Unfortunately for the Quakers, No. 20 Harvard was first on the conference bill.
The Crimson (3-2, 1-0 Ivy) battled back from an early deficit to send Penn (6-1, 0-1 Ivy), ranked No. 14 at the time, to its first loss of the season by a score of 13-8 on March 25 at Franklin Field in Philadelphia.
Harvard’s success this year has been predicated on fast starts, but a 3-1 Quaker lead less than ten minutes into the opening quarter had the Crimson playing from behind. Despite the early setback, it was a steady stream of first quarter shots that knotted things up at three after the first fifteen minutes.
“We worked on better shot selection,” Harvard coach Scott Andersen said. “Taking better shots—that was the big thing.”
Better shots, and more shots. Whereas Penn needed just four looks to net three first quarter goals, the Crimson had 14 shots in the opening frame. It was the efficient play of the Quakers that had them as one of just three undefeated teams entering the weekend. Records aside, the margin of victory in the Harvard-Penn matchup is unusually small—the previous ten contests between the two teams had been decided by no more than three goals.
“We always play Penn close, and it’s a battle every time,” said co-captain Jake Samuelson, who scored the Crimson’s first goal of the afternoon. “Even though they were undefeated, after watching them on film, we knew they were a beatable team.”
Following the opening period, Harvard used the second to gain a lead that it wouldn’t relinquish. After the first seven and a half minutes of the quarter yielded no scores, a Quaker goal with 7:17 to go was followed by four straight Crimson scores. Two of them came from senior Sean Kane, who finished the day with his first hat trick of the season. The three-goal margin at halftime was the closest Penn got the rest of the afternoon.
“We had lots of possessions in the second quarter, and we won a lot of faceoffs,” Andersen said. “We definitely shot the ball better, too.”

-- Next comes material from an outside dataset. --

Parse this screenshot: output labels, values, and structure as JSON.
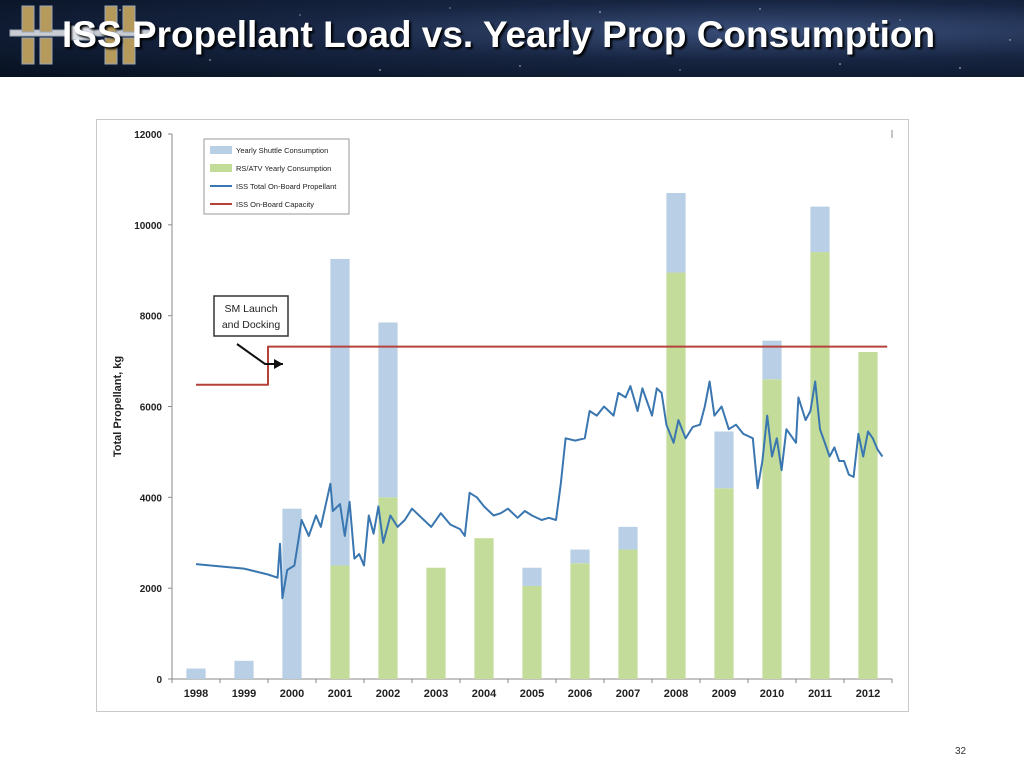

Harvard clamped down on the defensive end in the third quarter, holding the Quakers scoreless during the stretch. It was just the third time all season that the Crimson has held an opponent without a goal for an entire quarter—each of the previous two occurred in Harvard wins as well. Unlike the previous two, however, this one counts towards the Ivy standings—and a possible shot at the NCAA tournament down the line.
“This is our new season,” Samuelson. “This is the first step towards bigger things, and we feel pretty good.”
Harvard won the scoring battle in the fourth as well, but things were much more interesting. Kane scored the third of his three goals, while sophomore and freshman midfielders Zach Widbin and Max Motschwiller chipped in scores. Junior midfielder Evan Calvert increased his team lead in points scored with two goals in the fourth, but allowing Penn to hang around—the Quakers had four goals of their own in the period—served as evidence that there is still room for improvement.
“Some of our transition play was a little sloppy,” Andersen said. “There were things we could have done better.”
According to Samuelson, there weren’t many.
“It wasn’t the best we could play, but it was pretty close,” Samuelson said. “We’re riding pretty high after this win.”